Die beiden Parteilinken präferieren ein Modell des Deutschen Instituts für Wirtschaftsforschung, das eine Steuer von einem Prozent pro Jahr auf große Vermögen vorsieht. Die Grünen würden dabei viele Reiche schonen. Es soll einen Freibetrag für Privatvermögen von einer Million Euro geben. Um das Unternehmerlager zu besänftigen, ist außerdem ein Freibetrag für Betriebsvermögen von fünf Millionen Euro vorgesehen.
Den Vorstoß der eher linken Grünen bewerten viele Realos als voreilig. Sie fürchten kritische Stimmen aus der Wirtschaft und bestehen darauf, dass es keine »Substanzbesteuerung mittelständischer Unternehmen« durch die Vermögensteuer geben dürfe. Diese Haltung vertreten neben Özdemir auch weitere prominente Realovertreter wie Fraktionsvize Kerstin Andreae. Sie sehen mittelständische Unternehmen als »Partner für die Energiewende«. Özdemir deutet in seiner Rede aber auch Möglichkeiten für Kompromisse mit den Parteilinken an. »Arme sollten aus der Armut« geholt werden, betont er. Um die staatlichen Einnahmen zu steigern, fordert Özdemir die Bekämpfung von Steuervermeidung durch große Konzerne wie Amazon und Starbucks.
So unterschiedlich wie die Haltungen in der Partei sind auch die Gäste des Kongresses. Direkt nach Özdemir redet Uwe Hück, Betriebsratsvorsitzender der Porsche AG. Der hünenhafte Mann, der 2005 den Wahlkampf seines SPD-Parteifreundes Gerhard Schröder unterstützt hat, erzählt die Geschichte seines persönlichen Aufstiegs. Er ist im Heim aufgewachsen, wurde später zweifacher Europameister im Thaiboxen und Lackierer bei Porsche. Seine Botschaft lautet: »Jeder kann es schaffen.«
Andere Schwerpunkte legt Ulrich Schneider. Der Hauptgeschäftsführer des Paritätischen Wohlfahrtsverbandes beklagt die zu niedrigen Hartz-IV-Sätze und die hohe Arbeitslosigkeit in vielen Regionen. Den Grünen spricht Schneider ins Gewissen. »Wer eine soziale Politik anmahnt, muss auch sagen, wie er sie finanzieren will. Ansonsten macht er sich unglaubwürdig«, erklärt er. Deswegen seien neben einer Vermögensteuer auch Änderungen beim Spitzensteuersatz sowie bei der Erbschaftsteuer notwendig. Im Bundestagswahlkampf 2013 hatte Schneider die Partei als sehr glaubwürdig eingeschätzt.

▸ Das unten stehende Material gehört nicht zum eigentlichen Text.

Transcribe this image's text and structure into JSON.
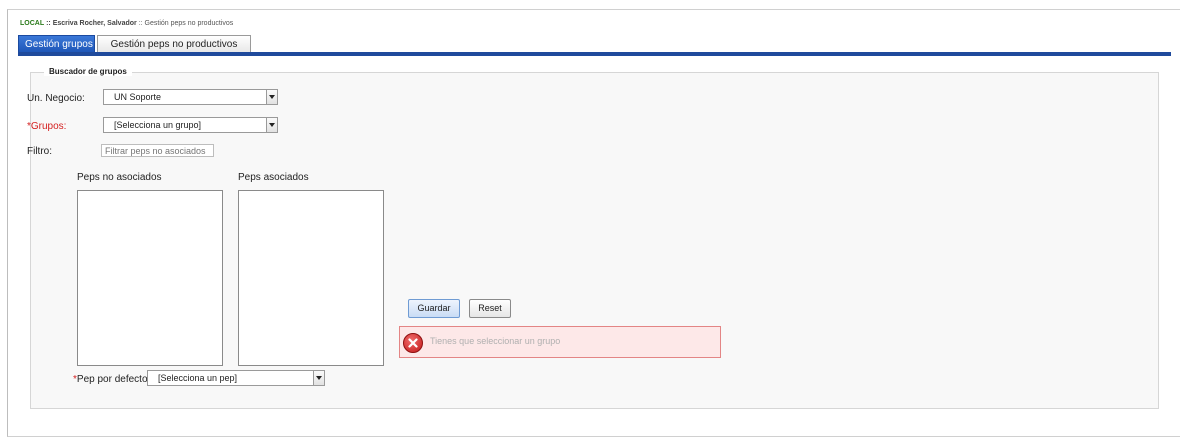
{
  "breadcrumb": {
    "env": "LOCAL",
    "user": "Escriva Rocher, Salvador",
    "page": "Gestión peps no productivos",
    "separator": "::"
  },
  "tabs": [
    {
      "label": "Gestión grupos",
      "active": true
    },
    {
      "label": "Gestión peps no productivos",
      "active": false
    }
  ],
  "section": {
    "legend": "Buscador de grupos"
  },
  "form": {
    "negocio_label": "Un. Negocio:",
    "negocio_value": "UN Soporte",
    "grupos_label": "*Grupos:",
    "grupos_value": "[Selecciona un grupo]",
    "filtro_label": "Filtro:",
    "filtro_placeholder": "Filtrar peps no asociados",
    "no_asociados_label": "Peps no asociados",
    "asociados_label": "Peps asociados",
    "pep_defecto_asterisk": "*",
    "pep_defecto_label": "Pep por defecto:",
    "pep_defecto_value": "[Selecciona un pep]"
  },
  "actions": {
    "save_label": "Guardar",
    "reset_label": "Reset"
  },
  "error": {
    "message": "Tienes que seleccionar un grupo",
    "icon": "error-x-icon"
  },
  "colors": {
    "accent": "#1f4a9c",
    "required": "#d42020",
    "env": "#2a7a1a",
    "error_bg": "#fde8e8"
  }
}
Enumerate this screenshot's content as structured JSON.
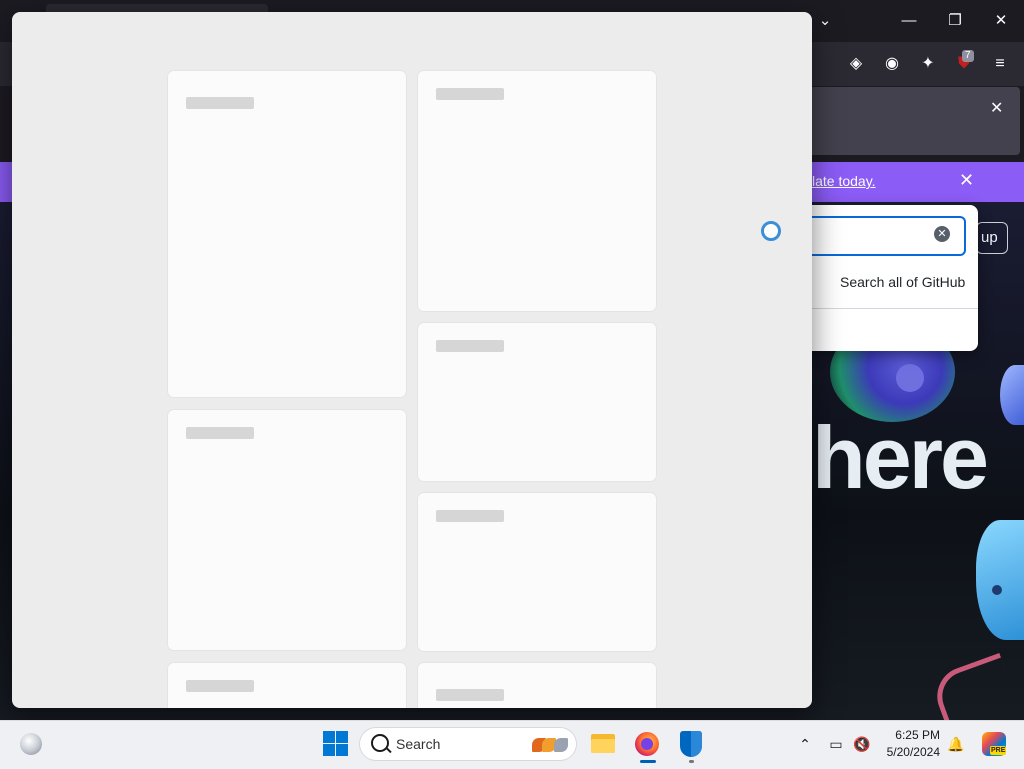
{
  "browser": {
    "extension_badge": "7",
    "banner_link": "late today.",
    "github": {
      "headline": "here",
      "signup_label": "up",
      "search_all_label": "Search all of GitHub"
    }
  },
  "overlay": {
    "cards": [
      {
        "id": "card-1"
      },
      {
        "id": "card-2"
      },
      {
        "id": "card-3"
      },
      {
        "id": "card-4"
      },
      {
        "id": "card-5"
      },
      {
        "id": "card-6"
      },
      {
        "id": "card-7"
      }
    ]
  },
  "taskbar": {
    "search_placeholder": "Search",
    "time": "6:25 PM",
    "date": "5/20/2024",
    "copilot_badge": "PRE"
  },
  "colors": {
    "overlay_bg": "#ececec",
    "card_bg": "#fbfbfb",
    "banner": "#8b5cf6",
    "accent": "#0078d4"
  },
  "icons": [
    "pocket-icon",
    "account-icon",
    "extensions-icon",
    "ublock-icon",
    "menu-icon",
    "search-icon",
    "windows-start-icon",
    "file-explorer-icon",
    "firefox-icon",
    "defender-icon",
    "chevron-up-icon",
    "network-icon",
    "volume-muted-icon",
    "notification-bell-icon",
    "copilot-icon",
    "weather-icon"
  ]
}
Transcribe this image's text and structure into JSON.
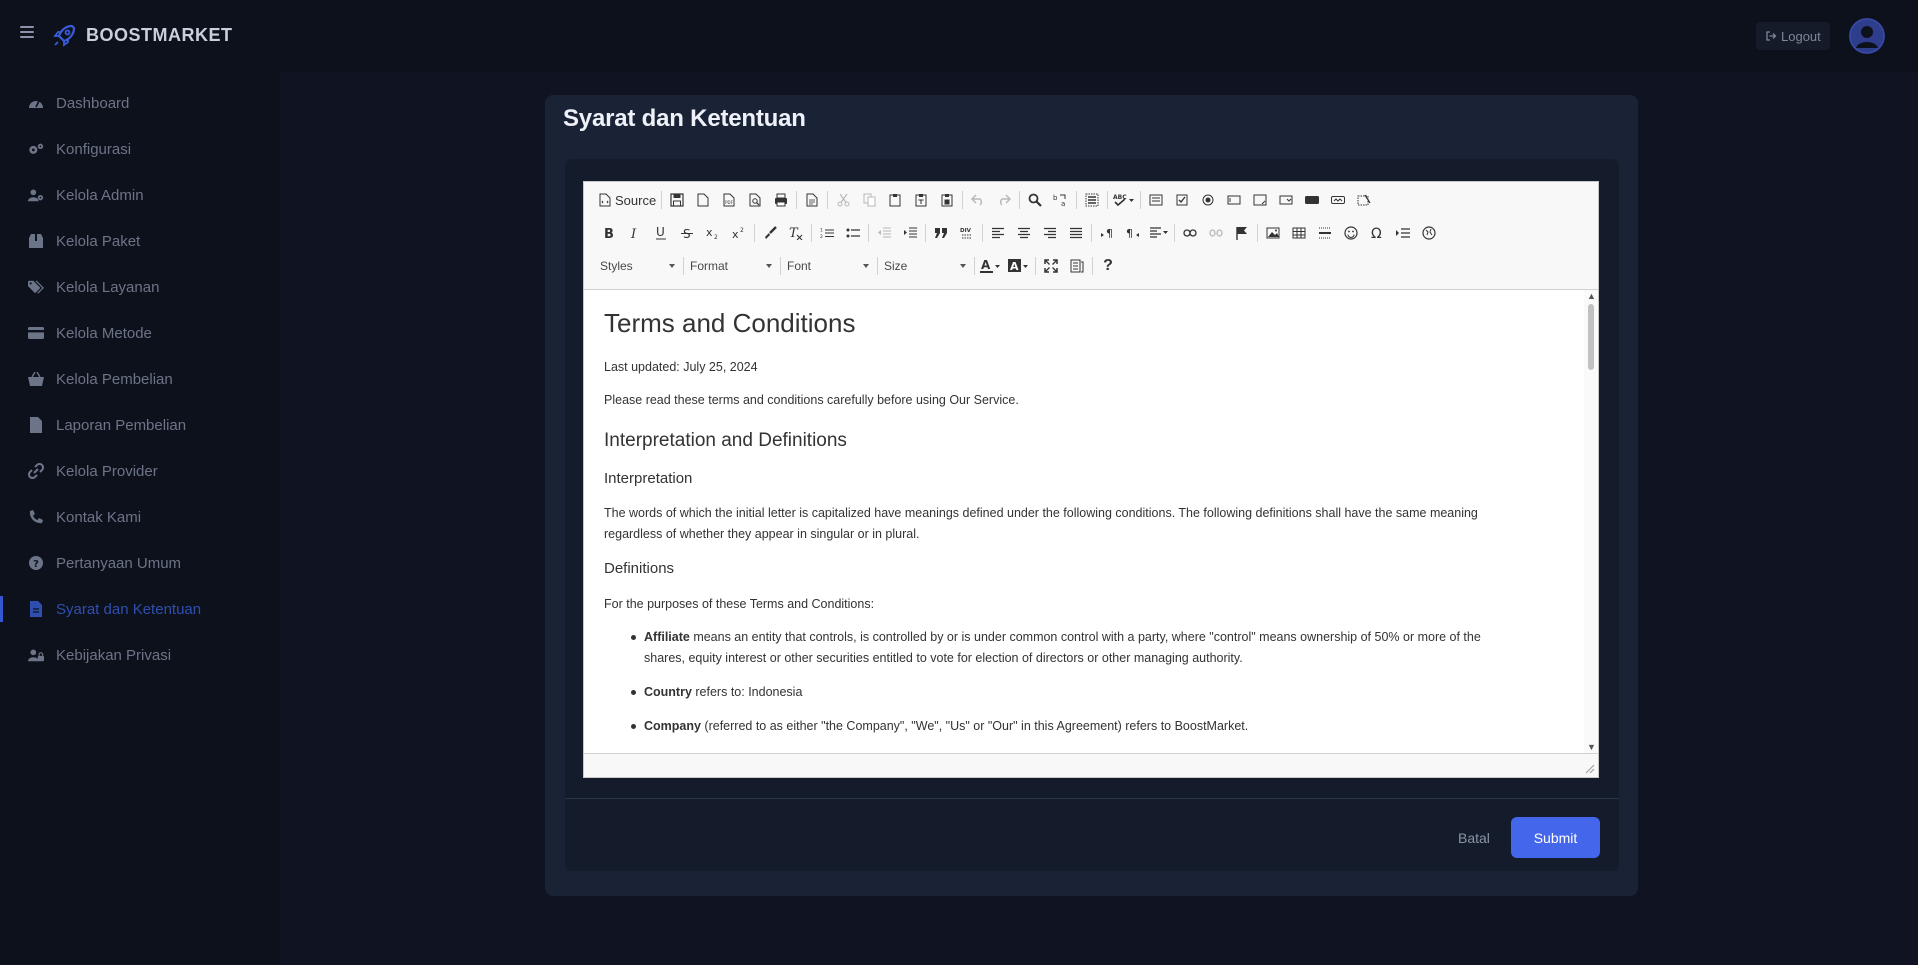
{
  "app": {
    "brand": "BOOSTMARKET",
    "logout_label": "Logout"
  },
  "sidebar": {
    "items": [
      {
        "label": "Dashboard",
        "icon": "gauge-icon"
      },
      {
        "label": "Konfigurasi",
        "icon": "gears-icon"
      },
      {
        "label": "Kelola Admin",
        "icon": "user-gear-icon"
      },
      {
        "label": "Kelola Paket",
        "icon": "box-icon"
      },
      {
        "label": "Kelola Layanan",
        "icon": "tags-icon"
      },
      {
        "label": "Kelola Metode",
        "icon": "credit-card-icon"
      },
      {
        "label": "Kelola Pembelian",
        "icon": "basket-icon"
      },
      {
        "label": "Laporan Pembelian",
        "icon": "file-icon"
      },
      {
        "label": "Kelola Provider",
        "icon": "link-icon"
      },
      {
        "label": "Kontak Kami",
        "icon": "phone-icon"
      },
      {
        "label": "Pertanyaan Umum",
        "icon": "question-icon"
      },
      {
        "label": "Syarat dan Ketentuan",
        "icon": "file-text-icon",
        "active": true
      },
      {
        "label": "Kebijakan Privasi",
        "icon": "user-lock-icon"
      }
    ]
  },
  "modal": {
    "title": "Syarat dan Ketentuan",
    "cancel_label": "Batal",
    "submit_label": "Submit"
  },
  "editor": {
    "toolbar": {
      "source_label": "Source",
      "styles_label": "Styles",
      "format_label": "Format",
      "font_label": "Font",
      "size_label": "Size",
      "help_label": "?"
    },
    "content": {
      "h1": "Terms and Conditions",
      "updated": "Last updated: July 25, 2024",
      "intro": "Please read these terms and conditions carefully before using Our Service.",
      "h2_interp": "Interpretation and Definitions",
      "h3_interp": "Interpretation",
      "interp_p1": "The words of which the initial letter is capitalized have meanings defined under the following conditions. The following definitions shall have the same meaning",
      "interp_p2": "regardless of whether they appear in singular or in plural.",
      "h3_defs": "Definitions",
      "defs_intro": "For the purposes of these Terms and Conditions:",
      "items": [
        {
          "term": "Affiliate",
          "text_line1": " means an entity that controls, is controlled by or is under common control with a party, where \"control\" means ownership of 50% or more of the",
          "text_line2": "shares, equity interest or other securities entitled to vote for election of directors or other managing authority."
        },
        {
          "term": "Country",
          "text_line1": " refers to: Indonesia"
        },
        {
          "term": "Company",
          "text_line1": " (referred to as either \"the Company\", \"We\", \"Us\" or \"Our\" in this Agreement) refers to BoostMarket."
        }
      ]
    }
  },
  "colors": {
    "accent": "#4466ea",
    "active_nav": "#2f4fb0",
    "modal_bg": "#1a2336"
  }
}
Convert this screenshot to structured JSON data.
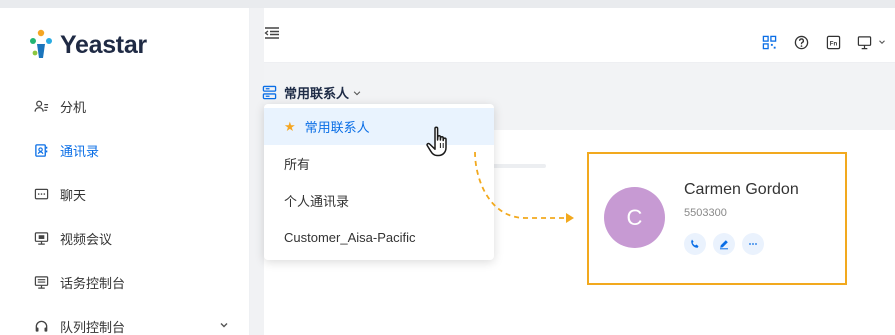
{
  "logo": {
    "text": "Yeastar"
  },
  "sidebar": {
    "items": [
      {
        "label": "分机",
        "icon": "user-list-icon"
      },
      {
        "label": "通讯录",
        "icon": "contacts-book-icon",
        "active": true
      },
      {
        "label": "聊天",
        "icon": "chat-icon"
      },
      {
        "label": "视频会议",
        "icon": "video-conference-icon"
      },
      {
        "label": "话务控制台",
        "icon": "operator-console-icon"
      },
      {
        "label": "队列控制台",
        "icon": "headset-icon"
      }
    ]
  },
  "header": {
    "icons": [
      "qr-code-icon",
      "help-icon",
      "fn-key-icon",
      "monitor-icon"
    ]
  },
  "filter": {
    "label": "常用联系人"
  },
  "dropdown": {
    "items": [
      {
        "label": "常用联系人",
        "selected": true
      },
      {
        "label": "所有"
      },
      {
        "label": "个人通讯录"
      },
      {
        "label": "Customer_Aisa-Pacific"
      }
    ]
  },
  "contact": {
    "initial": "C",
    "name": "Carmen Gordon",
    "extension": "5503300",
    "actions": [
      "phone-icon",
      "edit-icon",
      "more-icon"
    ]
  },
  "colors": {
    "accent": "#0a6ee6",
    "highlight_border": "#f2a91e",
    "avatar": "#c79ad3",
    "star": "#f5a623"
  }
}
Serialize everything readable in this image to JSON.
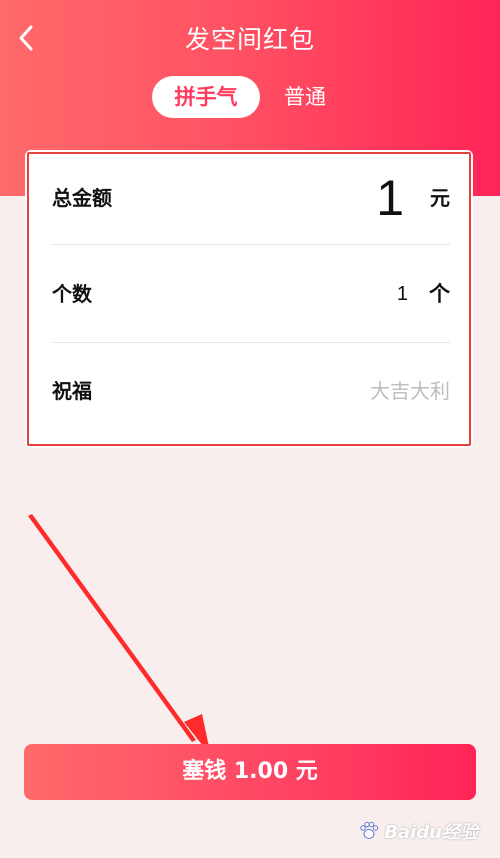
{
  "header": {
    "title": "发空间红包",
    "tabs": [
      {
        "label": "拼手气",
        "active": true
      },
      {
        "label": "普通",
        "active": false
      }
    ]
  },
  "form": {
    "amount": {
      "label": "总金额",
      "value": "1",
      "unit": "元"
    },
    "count": {
      "label": "个数",
      "value": "1",
      "unit": "个"
    },
    "blessing": {
      "label": "祝福",
      "placeholder": "大吉大利"
    }
  },
  "submit": {
    "label": "塞钱 1.00 元"
  },
  "watermark": {
    "text": "Baidu经验"
  },
  "colors": {
    "accent_start": "#ff6a6a",
    "accent_end": "#ff2457",
    "background": "#f8eeee",
    "highlight_border": "#e8403a",
    "arrow": "#ff2a2a"
  },
  "icons": {
    "back": "chevron-left-icon"
  }
}
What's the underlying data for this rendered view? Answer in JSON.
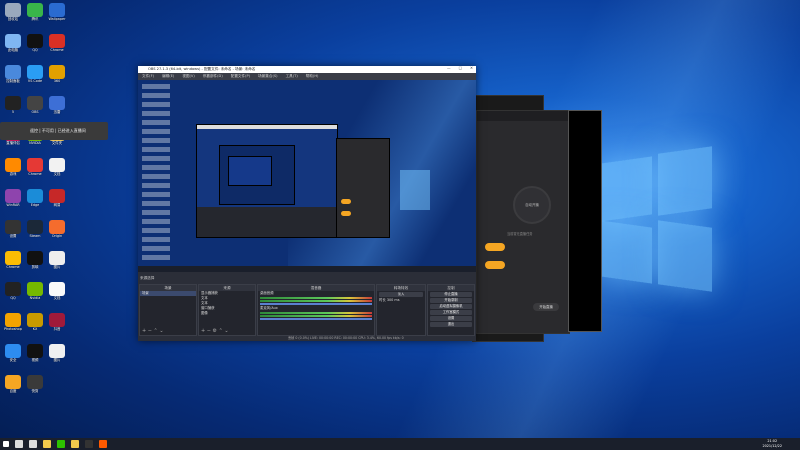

Allerdings hatten die Grünen damals mit dem Thema Steuern keine sonderlich guten Erfahrungen gemacht. Vor allem ihre Forderungen nach leichten Steuererhöhungen für Besserverdienende kamen in Teilen der grünen Klientel schlecht an. Die Grünen verloren bei der Bundestagswahl 2,3 Prozentpunkte. Trotz der Streitigkeiten über die richtigen Konzepte sind sich nun alle in der Partei grundsätzlich einig, dass sie sich stärker um die Mittelschicht kümmern wollen. Bereits durchgesickert ist, dass die Grünen in den Debatten um eine Erbschaftsteuerreform demnächst im Bundesrat für ein eigenes Konzept eintreten wollen, das eine Senkung des nominalen Steuersatzes für alle Erben auf 15 Prozent vorsieht.